African Americans remain central to the costly system of racial oppression in the United States, and they have long been among the strongest carriers of the ideals of liberty and social justice. In spite of the weight of racial oppression, most have been creative and successful in their lives and communities, and most have regularly pressed the society in the direction of greater liberty and justice. Indeed, their sense of social justice has perhaps the greatest potential for stimulating further movement by this society in the direction of its egalitarian and democratic ideals. African Americans have developed large-scale social movements twice in U.S. history, and smaller-scale movements many other times. Significantly, most African Americans have not retreated to a debilitating pessimism but have slowly pressed onward. Today, they join religious, civic, and civil rights organizations working to eradicate systemic racism, to get civil rights laws enforced, and to secure better living conditions for Americans of all racial and ethnic backgrounds. There are lessons here for all Americans concerned with eliminating systemic racism in the United States.
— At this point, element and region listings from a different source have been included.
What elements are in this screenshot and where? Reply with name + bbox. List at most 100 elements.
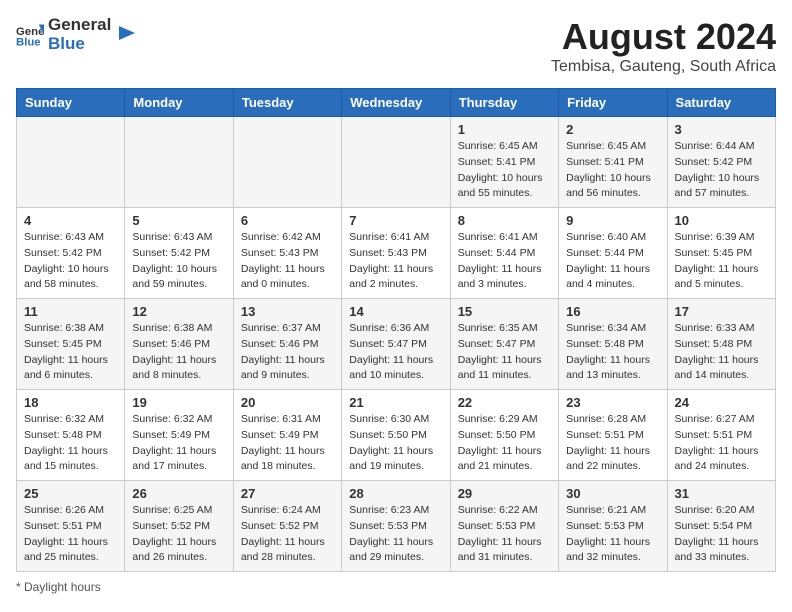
day-number: 2 xyxy=(566,122,659,137)
day-cell-3-0: 18Sunrise: 6:32 AMSunset: 5:48 PMDayligh… xyxy=(17,390,125,481)
day-info: Sunrise: 6:36 AMSunset: 5:47 PMDaylight:… xyxy=(349,321,442,384)
day-cell-0-0 xyxy=(17,117,125,208)
day-number: 10 xyxy=(675,213,768,228)
day-number: 12 xyxy=(132,304,225,319)
day-number: 13 xyxy=(241,304,334,319)
daylight-label: Daylight hours xyxy=(24,580,101,594)
calendar-header-row: SundayMondayTuesdayWednesdayThursdayFrid… xyxy=(17,89,776,117)
day-number: 17 xyxy=(675,304,768,319)
day-number: 25 xyxy=(24,486,117,501)
day-number: 22 xyxy=(458,395,551,410)
logo-icon: General Blue xyxy=(16,21,44,49)
day-number: 30 xyxy=(566,486,659,501)
day-info: Sunrise: 6:23 AMSunset: 5:53 PMDaylight:… xyxy=(349,503,442,566)
logo-general-text: General xyxy=(48,16,111,35)
day-info: Sunrise: 6:44 AMSunset: 5:42 PMDaylight:… xyxy=(675,139,768,202)
week-row-5: 25 Sunrise: 6:26 AMSunset: 5:51 PMDayligh… xyxy=(17,481,776,572)
day-number: 20 xyxy=(241,395,334,410)
day-number: 1 xyxy=(458,122,551,137)
day-info: Sunrise: 6:38 AMSunset: 5:45 PMDaylight:… xyxy=(24,321,117,384)
day-info: Sunrise: 6:31 AMSunset: 5:49 PMDaylight:… xyxy=(241,412,334,475)
day-cell-4-2: 27 Sunrise: 6:24 AMSunset: 5:52 PMDayligh… xyxy=(233,481,341,572)
footer-note: * Daylight hours xyxy=(16,580,776,594)
day-number: 11 xyxy=(24,304,117,319)
day-number: 23 xyxy=(566,395,659,410)
day-number: 21 xyxy=(349,395,442,410)
day-info: Sunrise: 6:32 AMSunset: 5:48 PMDaylight:… xyxy=(24,412,117,475)
day-cell-3-3: 21 Sunrise: 6:30 AMSunset: 5:50 PMDayligh… xyxy=(342,390,450,481)
svg-text:Blue: Blue xyxy=(16,36,41,48)
day-cell-1-6: 10 Sunrise: 6:39 AMSunset: 5:45 PMDayligh… xyxy=(667,208,775,299)
day-cell-4-5: 30Sunrise: 6:21 AMSunset: 5:53 PMDayligh… xyxy=(559,481,667,572)
day-cell-3-5: 23 Sunrise: 6:28 AMSunset: 5:51 PMDayligh… xyxy=(559,390,667,481)
day-info: Sunrise: 6:39 AMSunset: 5:45 PMDaylight:… xyxy=(675,230,768,293)
day-cell-2-0: 11 Sunrise: 6:38 AMSunset: 5:45 PMDayligh… xyxy=(17,299,125,390)
logo-blue-text: Blue xyxy=(48,35,111,54)
day-info: Sunrise: 6:30 AMSunset: 5:50 PMDaylight:… xyxy=(349,412,442,475)
day-info: Sunrise: 6:32 AMSunset: 5:49 PMDaylight:… xyxy=(132,412,225,475)
day-cell-1-2: 6 Sunrise: 6:42 AMSunset: 5:43 PMDaylight… xyxy=(233,208,341,299)
header: General Blue General Blue August 2024 Te… xyxy=(16,16,776,76)
day-info: Sunrise: 6:28 AMSunset: 5:51 PMDaylight:… xyxy=(566,412,659,475)
header-thursday: Thursday xyxy=(450,89,558,117)
day-cell-2-5: 16Sunrise: 6:34 AMSunset: 5:48 PMDayligh… xyxy=(559,299,667,390)
day-number: 31 xyxy=(675,486,768,501)
day-number: 5 xyxy=(132,213,225,228)
day-number: 6 xyxy=(241,213,334,228)
header-sunday: Sunday xyxy=(17,89,125,117)
day-cell-0-4: 1 Sunrise: 6:45 AMSunset: 5:41 PMDaylight… xyxy=(450,117,558,208)
day-number: 28 xyxy=(349,486,442,501)
day-info: Sunrise: 6:25 AMSunset: 5:52 PMDaylight:… xyxy=(132,503,225,566)
day-cell-3-2: 20 Sunrise: 6:31 AMSunset: 5:49 PMDayligh… xyxy=(233,390,341,481)
day-number: 19 xyxy=(132,395,225,410)
day-info: Sunrise: 6:41 AMSunset: 5:44 PMDaylight:… xyxy=(458,230,551,293)
day-cell-1-5: 9 Sunrise: 6:40 AMSunset: 5:44 PMDaylight… xyxy=(559,208,667,299)
day-cell-0-2 xyxy=(233,117,341,208)
day-info: Sunrise: 6:27 AMSunset: 5:51 PMDaylight:… xyxy=(675,412,768,475)
day-number: 9 xyxy=(566,213,659,228)
day-info: Sunrise: 6:40 AMSunset: 5:44 PMDaylight:… xyxy=(566,230,659,293)
day-info: Sunrise: 6:41 AMSunset: 5:43 PMDaylight:… xyxy=(349,230,442,293)
header-wednesday: Wednesday xyxy=(342,89,450,117)
logo: General Blue General Blue xyxy=(16,16,137,53)
day-cell-0-1 xyxy=(125,117,233,208)
day-number: 14 xyxy=(349,304,442,319)
day-info: Sunrise: 6:38 AMSunset: 5:46 PMDaylight:… xyxy=(132,321,225,384)
day-info: Sunrise: 6:29 AMSunset: 5:50 PMDaylight:… xyxy=(458,412,551,475)
day-info: Sunrise: 6:35 AMSunset: 5:47 PMDaylight:… xyxy=(458,321,551,384)
week-row-3: 11 Sunrise: 6:38 AMSunset: 5:45 PMDayligh… xyxy=(17,299,776,390)
day-number: 4 xyxy=(24,213,117,228)
week-row-1: 1 Sunrise: 6:45 AMSunset: 5:41 PMDaylight… xyxy=(17,117,776,208)
logo-flag-icon xyxy=(115,24,137,46)
day-info: Sunrise: 6:43 AMSunset: 5:42 PMDaylight:… xyxy=(24,230,117,293)
day-info: Sunrise: 6:45 AMSunset: 5:41 PMDaylight:… xyxy=(566,139,659,202)
header-saturday: Saturday xyxy=(667,89,775,117)
day-cell-3-6: 24Sunrise: 6:27 AMSunset: 5:51 PMDayligh… xyxy=(667,390,775,481)
day-info: Sunrise: 6:26 AMSunset: 5:51 PMDaylight:… xyxy=(24,503,117,566)
title-block: August 2024 Tembisa, Gauteng, South Afri… xyxy=(551,16,776,76)
day-info: Sunrise: 6:45 AMSunset: 5:41 PMDaylight:… xyxy=(458,139,551,202)
day-cell-0-5: 2 Sunrise: 6:45 AMSunset: 5:41 PMDaylight… xyxy=(559,117,667,208)
day-cell-3-1: 19 Sunrise: 6:32 AMSunset: 5:49 PMDayligh… xyxy=(125,390,233,481)
day-info: Sunrise: 6:42 AMSunset: 5:43 PMDaylight:… xyxy=(241,230,334,293)
day-cell-2-6: 17Sunrise: 6:33 AMSunset: 5:48 PMDayligh… xyxy=(667,299,775,390)
day-cell-0-6: 3 Sunrise: 6:44 AMSunset: 5:42 PMDaylight… xyxy=(667,117,775,208)
day-cell-4-4: 29Sunrise: 6:22 AMSunset: 5:53 PMDayligh… xyxy=(450,481,558,572)
day-number: 3 xyxy=(675,122,768,137)
day-info: Sunrise: 6:24 AMSunset: 5:52 PMDaylight:… xyxy=(241,503,334,566)
week-row-2: 4 Sunrise: 6:43 AMSunset: 5:42 PMDaylight… xyxy=(17,208,776,299)
day-cell-0-3 xyxy=(342,117,450,208)
day-number: 26 xyxy=(132,486,225,501)
main-title: August 2024 xyxy=(551,16,776,58)
day-cell-2-3: 14 Sunrise: 6:36 AMSunset: 5:47 PMDayligh… xyxy=(342,299,450,390)
day-cell-2-4: 15Sunrise: 6:35 AMSunset: 5:47 PMDayligh… xyxy=(450,299,558,390)
day-cell-1-0: 4 Sunrise: 6:43 AMSunset: 5:42 PMDaylight… xyxy=(17,208,125,299)
day-number: 8 xyxy=(458,213,551,228)
week-row-4: 18Sunrise: 6:32 AMSunset: 5:48 PMDayligh… xyxy=(17,390,776,481)
day-number: 27 xyxy=(241,486,334,501)
day-cell-4-3: 28 Sunrise: 6:23 AMSunset: 5:53 PMDayligh… xyxy=(342,481,450,572)
day-cell-4-1: 26 Sunrise: 6:25 AMSunset: 5:52 PMDayligh… xyxy=(125,481,233,572)
day-info: Sunrise: 6:20 AMSunset: 5:54 PMDaylight:… xyxy=(675,503,768,566)
header-monday: Monday xyxy=(125,89,233,117)
header-friday: Friday xyxy=(559,89,667,117)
Today, the state and federal court systems face many challenges, not the least of which is the fact that the U.S. population is rapidly becoming less white and European and much more Asian, Latino, African, and Native American in its composition. In spite of these changes over the last few decades, however, the overwhelming majority of district attorneys, judges, and court administrators are still white. This means major and increasing problems for the court system. As the mostly white judges look across the bench at growing numbers of defendants of color, their understanding of those they face, and their ability to mete out justice, are likely to be affected by the heritage of white racism that is imbedded not only in the court systems but in all major institutions. These understandings (or lack of understanding) sometimes result in court decisions, such as the Etter decision by a California court, that do not view black workers' representations of pain and suffering from recurring racial insults as severe. In that case, racist epithets such as "Buckwheat," "Jemima," and the like were not seen as "sufficiently severe or pervasive" to warrant a judicial remedy. Yet, as we have shown, racists epithets and incidents can be veryserious, painful, and damaging to their African American targets. The hurling of even a few racist words can be a very hostile and discriminatory act, and that can in turn generate much pain, especially since even one such act can trigger memories of accumulated experiences with racism by those so targeted.

In the Etter case, a white judge called on a jury to assess if the reported antiblack conduct would be considered severe by a "reasonable person of the Plaintiff's race." However, judging from the data in our focus groups and in studies of whites we have cited, the pain and suffering most African Americans endure because of continuing racism are likely not known to or understood by most whites, be they white jurors or other white Americans. How then can whites presume to answer the judge's critical question?

As we see it, such questions can be most meaningfully and reliably answered when there are larger, or representative, numbers of African Americans in the state and federal court systems. If we are to achieve the dream of a truly just society, we must greatly expand the input into our justice systems by African Americans and other Americans of color - at all levels, from policing, to prosecution, to administration, to courts, and to prisons. It is past time for the U.S. justice system to become much more democratic, multiracial, and multivoiced in its management and everyday operation. And it is past time for the pain, suffering, and anger that African Americans and other Americans of color confront because of widespread discrimination to be truly heard in the justice system.